In [2]:
import spacy

In [6]:
import tensorflow as tf

gpus = tf.config.experimental.list_physical_devices('GPU')
if gpus:
  # Restrict TensorFlow to only allocate 1GB of memory on the first GPU
    try:
        tf.config.experimental.set_virtual_device_configuration(
            gpus[0],
            [tf.config.experimental.VirtualDeviceConfiguration(memory_limit=1024)])
        logical_gpus = tf.config.experimental.list_logical_devices('GPU')
        print(len(gpus), "Physical GPUs,", len(logical_gpus), "Logical GPUs")
    except RuntimeError as e:
        # Virtual devices must be set before GPUs have been initialized
        print(e)

Virtual devices cannot be modified after being initialized


## we need to load the spaCy language model.

In [3]:
sp = spacy.load('en_core_web_sm')

In [25]:
sentence = sp(u'Can you Google it?')
for word in sentence:
    print(word.text)

Can
you
Google
it
?


In [26]:
for word in sentence:
    print(word.text, word.pos_)

Can VERB
you PRON
Google VERB
it PRON
? PUNCT


In [14]:
while True:
    txt = str(input("You: "))
    sen = sp(txt)
    
    if txt == 'stop':
        break
    for word in sen:
        print(f"{word.text:10} - {word.pos_:10} - {word.dep_:10} - {word.tag_}")

You: There were five books on the shelf. 
There      - PRON       - expl       - EX
were       - AUX        - ROOT       - VBD
five       - NUM        - nummod     - CD
books      - NOUN       - attr       - NNS
on         - ADP        - prep       - IN
the        - DET        - det        - DT
shelf      - NOUN       - pobj       - NN
.          - PUNCT      - punct      - .
You: stop


## For dependency parsing, the attribute dep_ is used as shown below:

In [22]:
sentence2 = sp(u"Manchester United isn't looking to sign any forward.")
for word in sentence2:
    print(word.text, word.pos_, word.dep_)

Manchester PROPN compound
United PROPN nsubj
is AUX aux
n't PART neg
looking VERB ROOT
to PART aux
sign VERB xcomp
any DET advmod
forward ADV advmod
. PUNCT punct


In [7]:
document = sp(u'Hello from Stackabuse. The site with the best Python Tutorials.
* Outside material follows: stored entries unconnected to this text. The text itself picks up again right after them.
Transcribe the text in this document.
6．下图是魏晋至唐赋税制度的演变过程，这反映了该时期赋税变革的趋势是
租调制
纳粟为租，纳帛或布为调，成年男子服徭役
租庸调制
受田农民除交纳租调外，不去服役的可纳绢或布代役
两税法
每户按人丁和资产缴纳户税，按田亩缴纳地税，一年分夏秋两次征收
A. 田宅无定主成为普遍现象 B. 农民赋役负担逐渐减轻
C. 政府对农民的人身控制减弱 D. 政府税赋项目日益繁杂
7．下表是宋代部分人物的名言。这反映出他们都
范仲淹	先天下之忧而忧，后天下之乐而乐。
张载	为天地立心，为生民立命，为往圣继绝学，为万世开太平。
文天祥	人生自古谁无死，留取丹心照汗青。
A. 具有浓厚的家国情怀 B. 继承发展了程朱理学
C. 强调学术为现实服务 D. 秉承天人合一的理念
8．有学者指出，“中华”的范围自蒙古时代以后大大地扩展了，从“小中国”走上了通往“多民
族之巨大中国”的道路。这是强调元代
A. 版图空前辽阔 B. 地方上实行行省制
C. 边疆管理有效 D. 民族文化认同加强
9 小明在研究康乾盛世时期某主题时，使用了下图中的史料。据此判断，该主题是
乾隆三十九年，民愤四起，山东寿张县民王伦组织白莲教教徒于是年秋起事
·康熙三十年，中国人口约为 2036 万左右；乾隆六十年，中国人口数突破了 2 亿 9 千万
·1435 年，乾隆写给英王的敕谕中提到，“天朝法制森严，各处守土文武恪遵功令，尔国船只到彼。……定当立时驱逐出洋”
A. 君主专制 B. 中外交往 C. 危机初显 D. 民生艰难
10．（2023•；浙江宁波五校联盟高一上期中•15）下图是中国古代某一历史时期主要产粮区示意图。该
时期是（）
What are you looking for?')
for sent in document.sents:
    print(sent)

Hello from Stackabuse.
The site with the best Python Tutorials.
What are you looking for?


## Now to see if any sentence in the document starts with The, we can use the is_sent_start attribute as shown below:

In [8]:
document[4].is_sent_start

True

In [9]:
sentence3 = sp(u'"They\'re leaving U.K. for U.S.A."')
for word in sentence3:
    print(word.text)

"
They
're
leaving
U.K.
for
U.S.A.
"


In [10]:
sentence4 = sp(u"Hello, I am non-vegetarian, email me the menu at abc-xyz@gmai.com")
for word in sentence4:
    print(word.text)

Hello
,
I
am
non
-
vegetarian
,
email
me
the
menu
at
abc-xyz@gmai.com


## Detecting Entities

In [11]:
sentence5 = sp(u'Manchester United is looking to sign Fedjio Raymond for $90 million')  
for entity in sentence5.ents:
    print(entity.text + ' - ' + entity.label_ + ' - ' + str(spacy.explain(entity.label_)))

Manchester United - PERSON - People, including fictional
Fedjio Raymond - PERSON - People, including fictional
$90 million - MONEY - Monetary values, including unit


## Detecting Nouns

In [12]:
sentence5 = sp(u'Latest Rumours: Manchester United is looking to sign Harry Kane for $90 million')  
for noun in sentence5.noun_chunks:
    print(noun.text)

Manchester United
Harry Kane


## Spacy doesn't support stemming
## Porter Stemmer

In [13]:
import nltk
from nltk.stem.porter import *
stemmer = PorterStemmer()

In [14]:
tokens = ['compute', 'computer', 'computed', 'computing']
for token in tokens:
    print(token + ' --> ' + stemmer.stem(token))

compute --> comput
computer --> comput
computed --> comput
computing --> comput


## Snowball Stemmer

In [15]:
from nltk.stem.snowball import SnowballStemmer
stemmer = SnowballStemmer(language='english')

tokens = ['compute', 'computer', 'computed', 'computing']
for token in tokens:
    print(token + ' --> ' + stemmer.stem(token))

compute --> comput
computer --> comput
computed --> comput
computing --> comput


## Lemmatization
 Lemmatization reduces the word to its stem as it appears in the dictionary. 

In [16]:
sentence6 = sp(u'compute computer computed computing')
for word in sentence6:
    print(word.text,  word.lemma_)

compute compute
computer computer
computed compute
computing computing


In [17]:
sentence7 = sp(u'A letter has been written, asking him to be released')

for word in sentence7:
    print(word.text + '  ===>', word.lemma_)

A  ===> a
letter  ===> letter
has  ===> have
been  ===> be
written  ===> write
,  ===> ,
asking  ===> ask
him  ===> -PRON-
to  ===> to
be  ===> be
released  ===> release